Han Seo-hee’s public image focused approach to feminism — like wearing a Dior t-shirt stating “We Should All Be Feminists” to court — raises a larger question: can feminism be reduced to wearing a designer t-shirt and posting a bunch of artsy pictures? Recently, the relationship many young people worldwide have towards feminism has been more focused on the appearance than on substance. This is fueled by brands such as Dior, Prabal Gurung, Stella McCartney and Chloé who use feminist statements printed on clothes for profit. This kind of approach, while surely appealing for a generation extremely focused on appearance, adds to the concern that feminism is nothing more than a trend. Fighting for rights and equality is not something that can only be approached with a consumeristic and superficial mindset.

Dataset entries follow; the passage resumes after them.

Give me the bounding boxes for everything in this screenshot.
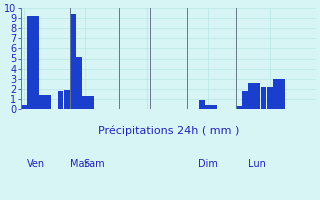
X-axis label: Précipitations 24h ( mm ): Précipitations 24h ( mm ) [98, 126, 239, 136]
Text: Sam: Sam [84, 159, 105, 169]
Bar [21, 105, 27, 109]
Bar [88, 96, 94, 109]
Bar [212, 105, 217, 109]
Bar [254, 83, 260, 109]
Text: Mar: Mar [70, 159, 88, 169]
Text: Ven: Ven [27, 159, 45, 169]
Bar [267, 87, 273, 109]
Bar [45, 95, 51, 109]
Bar [64, 90, 70, 109]
Bar [27, 16, 33, 109]
Text: Dim: Dim [198, 159, 218, 169]
Bar [248, 83, 254, 109]
Text: Lun: Lun [248, 159, 266, 169]
Bar [273, 79, 279, 109]
Bar [260, 87, 267, 109]
Bar [76, 57, 82, 109]
Bar [242, 91, 248, 109]
Bar [205, 105, 211, 109]
Bar [70, 14, 76, 109]
Bar [39, 95, 45, 109]
Bar [199, 100, 205, 109]
Bar [236, 106, 242, 109]
Bar [58, 91, 63, 109]
Bar [279, 79, 285, 109]
Bar [82, 96, 88, 109]
Bar [33, 16, 39, 109]
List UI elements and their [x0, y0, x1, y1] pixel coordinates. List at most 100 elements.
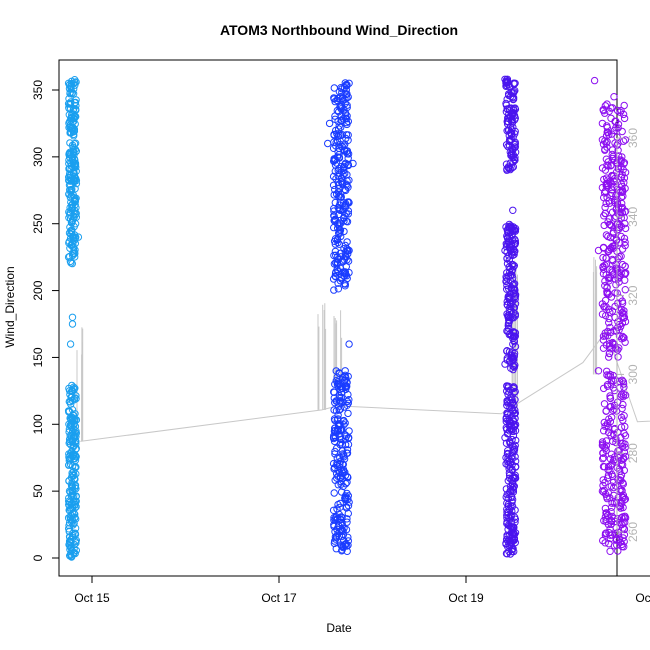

It’s true that social media is crucial when it comes to grabbing young people’s attention, and what Han Seo-hee is doing by spreading awareness for the movement surely won’t do it any harm. Still, she’s also admitted to liking the frenzy the media’s made around her, making it seem like her display of social awareness is less sincere than it probably is. Her attitude, along with her association to a controversial community such as Megalia, might lead to misunderstandings about her intentions.

Eventually Han Seo-hee’s unapologetic and outspoken attitude at a very young age might end up being a double-edged sword: being controversial might help her being noticed, but not being taken seriously. Maybe as she furthers her involvement with the feminist movement, she will smooth the rough edges around her, and have potential to become a spokesperson of feminism in the entertainment industry. So far, she’s succeeded in having research about feminism and potentially opened the door to more celebrities being vocal about their support. Still, when Korean young women choose to take her as a feminist role model, one wonders if they do it because of her “cool attitude” or because they share her beliefs.